If standardized test scores are an indication of teaching ability, I will be judged and found lacking.
If these scores influence property values, housing prices in my neighborhood will not rocket upward anytime soon.
If they measure a child’s worth, the self-esteem of a number of eleven-year-olds is on the line.
Next week my students will sit down in front of laptop computers to take state-mandated standardized tests. Never mind that only about half of them are comfortable using a laptop. Never mind that four students read English at a second grade level, three have diagnosed learning disabilities, only one-fifth are fluent English speakers, and approximately one-third of the class is either homeless or living in substandard conditions. We are still expected to do our best, and do our best we shall.
Fifth graders are unpredictable creatures, however. Despite pushing students all year to read more, write better, and manipulate math concepts with fluency, I brace myself for the inevitable distractions and tiny traumas that affect a student’s performance on any given day.
Michelle, who delights in arguing with me, also loves to read. She may decide that the reading portion of the test is fun and interesting, or she may decide she’s mad at me and type the alphabet as an answer out of spite.
Alberto draws constantly. The margins of his regular chapter tests are generally filled with doodles. Scribbling reduces his anxiety. I don’t know how he will respond to an exam the margins of which he can’t adorn.
Sergio’s English is limited, his reading level is low, and his writing skills are abysmal. He loves to learn, and spends every free second trying to tell me what he investigated on YouTube about Antarctica or penguins or volcanoes or bees or why Pluto is no longer considered a planet. He asks me daily, “Can I show you a brain game?” When the time comes to write a paragraph, however, the words look like he threw the letters in the air and pasted them to the page in whatever order they landed. I’m not sure typing will improve his performance.

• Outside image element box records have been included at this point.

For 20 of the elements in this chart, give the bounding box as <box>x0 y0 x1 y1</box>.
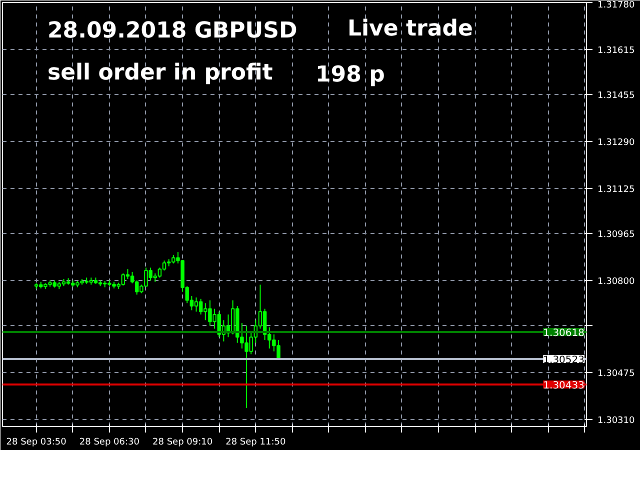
y-tick-label: 1.30965 <box>598 230 635 240</box>
annotation: 198 p <box>316 62 385 88</box>
x-tick-label: 28 Sep 06:30 <box>79 438 140 448</box>
x-tick-label: 28 Sep 03:50 <box>6 438 67 448</box>
x-tick-label: 28 Sep 09:10 <box>152 438 213 448</box>
annotation: 28.09.2018 GBPUSD <box>48 18 298 44</box>
annotation: Live trade <box>348 16 473 42</box>
ref-line-label: 1.30523 <box>543 355 585 366</box>
y-tick-label: 1.31125 <box>598 184 635 195</box>
y-tick-label: 1.31780 <box>598 0 635 10</box>
y-tick-label: 1.30310 <box>598 416 635 426</box>
y-tick-label: 1.30475 <box>598 369 635 380</box>
x-tick-label: 28 Sep 11:50 <box>226 438 286 448</box>
y-tick-label: 1.30800 <box>598 276 635 287</box>
y-tick-label: 1.31455 <box>598 91 635 102</box>
y-tick-label: 1.31615 <box>598 46 635 56</box>
y-tick-label: 1.31290 <box>598 138 635 148</box>
annotation: sell order in profit <box>48 60 274 86</box>
candlestick <box>194 296 198 312</box>
ref-line-label: 1.30618 <box>543 328 585 340</box>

Paloma is a highly intelligent perfectionist. She meets most tests with a squeal, “Oh my gosh, I’m freaking out! I’m freaking out!” I remind her that she’s only allowed to freak out if the classroom is on fire, Spiderman’s arch-nemesis is coming in through our second-story window, there is an earthquake so severe that our classroom has fallen downstairs into the first grade, or I drop dead in front of her. At this stage of the year, even fellow students chime in, “Is the room on fire? No? Then calm down.” I’m not sure how this will play out during what is supposed to be silent, focused testing.
Brenda might make it to school for every day of testing, if she isn’t needed to stay home and watch her baby sister.
Even if she does come, her English is so limited that she once responded to a writing prompt with a list of fruits and vegetables.
Lunchtime increases our challenges. We are testing after lunch, which means that Jose may choose a testing day to see how many little cartons of chocolate milk he can drink, Alan and Andres will get into at least one fight on the soccer field, and Christian will sulk because I don’t let him bring a worm, lizard, or snail into the classroom. Marina will have a headache by mid-afternoon, the result of a long-term illness combined with a too-tight ponytail. The effects of Maura’s ADD medication will have mostly worn off. Fernanda will be pouting because her latest crush has spurned her, and Catalina will be nose-deep in a Harry Potter book until I nudge her and remind her that yes, she does, in fact have to take the test on the computer in front of her.
Testing is stressful for all of us, teachers and students alike, but there are tiny moments of joy. As in every school year, at least one student will blurt out, ‘I KNOW this!” Someone will ask, “Can we work in partners?” and I will laugh as I explain that despite the year-long emphasis on teamwork and collaboration, they’re expected to go this one alone. I can count on at least one student to beckon me over with an excited, “Teacher, read this passage! It’s so cool!”
To the outside world, standardized testing measures so many things: my worth, my students’ worth, the value of my school and district. In the microcosm of the classroom, it’s just one of many goals to meet, one that defines us to others but not to ourselves. We know we are kind, hard-working, and smart, and maybe, just maybe, if all goes well, we are good at taking tests.